Ha ha, I can totally see that. I did the same for different reasons as I was a huge Bioware fan back then so intentionally looked past the obvious warts. It's sad seeing what happened to them and a lot of the behind the scenes of Bioware pulling entire games together in a short time. It should have been more obvious from DAII and I hope they can rebuild themselves with Dragon Age Dreadwolf.
I dunno man I still cope pretty hard on this. It's like when I was playing Nier:Automata for the first time recently and I kept thinking "man these environments are so plain and un-detailed" but as I got further in I realized oh granular detail just isn't what this game is interested in; it's focused on Big Ideas and stuff. I feel the same way about DA2; all the stuff that it actually cares about is pretty well fleshed-out and super fun.
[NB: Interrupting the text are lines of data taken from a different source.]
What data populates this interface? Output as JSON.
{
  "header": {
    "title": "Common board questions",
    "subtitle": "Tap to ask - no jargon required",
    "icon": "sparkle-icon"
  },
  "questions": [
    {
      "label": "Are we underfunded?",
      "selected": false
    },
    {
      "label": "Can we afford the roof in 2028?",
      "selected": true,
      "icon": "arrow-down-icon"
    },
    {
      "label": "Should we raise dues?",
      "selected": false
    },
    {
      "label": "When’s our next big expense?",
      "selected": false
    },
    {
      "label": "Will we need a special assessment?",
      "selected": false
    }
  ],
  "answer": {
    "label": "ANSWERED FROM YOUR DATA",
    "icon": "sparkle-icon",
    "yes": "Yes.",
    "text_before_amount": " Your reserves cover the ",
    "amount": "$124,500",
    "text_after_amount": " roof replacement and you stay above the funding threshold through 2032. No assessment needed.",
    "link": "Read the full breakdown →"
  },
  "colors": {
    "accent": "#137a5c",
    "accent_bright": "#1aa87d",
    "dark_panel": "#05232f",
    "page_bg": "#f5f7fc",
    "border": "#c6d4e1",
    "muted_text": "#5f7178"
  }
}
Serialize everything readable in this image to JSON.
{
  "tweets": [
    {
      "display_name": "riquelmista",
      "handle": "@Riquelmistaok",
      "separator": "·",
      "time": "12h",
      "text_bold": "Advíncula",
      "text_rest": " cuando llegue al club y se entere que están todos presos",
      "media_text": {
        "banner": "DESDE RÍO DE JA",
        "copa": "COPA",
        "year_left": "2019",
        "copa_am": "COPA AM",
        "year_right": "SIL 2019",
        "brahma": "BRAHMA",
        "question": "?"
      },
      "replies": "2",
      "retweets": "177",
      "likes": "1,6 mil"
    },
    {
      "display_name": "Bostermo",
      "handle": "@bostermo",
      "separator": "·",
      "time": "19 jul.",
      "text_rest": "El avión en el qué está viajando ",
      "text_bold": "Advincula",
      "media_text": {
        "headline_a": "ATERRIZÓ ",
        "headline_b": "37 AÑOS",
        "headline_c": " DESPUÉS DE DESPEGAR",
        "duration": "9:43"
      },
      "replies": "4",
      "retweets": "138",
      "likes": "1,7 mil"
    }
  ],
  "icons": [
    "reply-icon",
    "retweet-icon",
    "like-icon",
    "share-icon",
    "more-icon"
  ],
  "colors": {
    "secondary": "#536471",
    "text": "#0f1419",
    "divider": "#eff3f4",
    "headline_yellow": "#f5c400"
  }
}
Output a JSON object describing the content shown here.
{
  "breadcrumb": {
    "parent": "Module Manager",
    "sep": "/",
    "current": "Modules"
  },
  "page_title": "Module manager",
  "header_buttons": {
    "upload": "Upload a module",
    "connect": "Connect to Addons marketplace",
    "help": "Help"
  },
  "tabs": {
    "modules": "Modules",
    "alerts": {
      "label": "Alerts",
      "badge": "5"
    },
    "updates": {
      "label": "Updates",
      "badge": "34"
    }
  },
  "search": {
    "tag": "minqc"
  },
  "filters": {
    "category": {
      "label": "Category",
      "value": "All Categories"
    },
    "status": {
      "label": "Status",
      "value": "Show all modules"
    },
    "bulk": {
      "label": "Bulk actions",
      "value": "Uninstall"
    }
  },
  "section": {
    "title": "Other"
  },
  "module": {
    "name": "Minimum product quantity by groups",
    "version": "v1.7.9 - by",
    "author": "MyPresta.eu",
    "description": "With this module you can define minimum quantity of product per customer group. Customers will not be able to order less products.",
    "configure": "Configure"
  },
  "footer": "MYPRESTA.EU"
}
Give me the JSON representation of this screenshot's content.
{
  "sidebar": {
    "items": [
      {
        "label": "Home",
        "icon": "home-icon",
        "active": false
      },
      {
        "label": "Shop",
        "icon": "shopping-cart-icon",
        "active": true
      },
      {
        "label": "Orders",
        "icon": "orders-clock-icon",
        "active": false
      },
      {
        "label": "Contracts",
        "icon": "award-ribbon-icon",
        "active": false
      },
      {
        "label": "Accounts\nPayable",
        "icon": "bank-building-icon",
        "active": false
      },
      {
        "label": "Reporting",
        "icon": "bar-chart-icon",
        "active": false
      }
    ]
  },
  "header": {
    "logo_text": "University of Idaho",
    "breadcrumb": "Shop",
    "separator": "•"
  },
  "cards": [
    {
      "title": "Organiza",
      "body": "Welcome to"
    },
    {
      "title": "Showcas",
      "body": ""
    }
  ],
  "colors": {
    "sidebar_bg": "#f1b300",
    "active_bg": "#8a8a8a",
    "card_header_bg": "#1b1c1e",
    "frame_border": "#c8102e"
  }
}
The parts that are half-baked are on the periphery of the game's attention (even if it's stuff that was really strong in DA1).
@cowboyjosh they definitely prioritized the writing/story, which i'm glad for, and i personally don't care as much as others do about the reused environments/assets—when i first played it i didn't even realize that was a bad thing. i think some people criticize it to a ridiculous degree, but these days i see the holes-covered-with-toothpaste not as laziness and more as "oh, bioware was forced to make this game within eighteen months, no wonder they had to cut corners."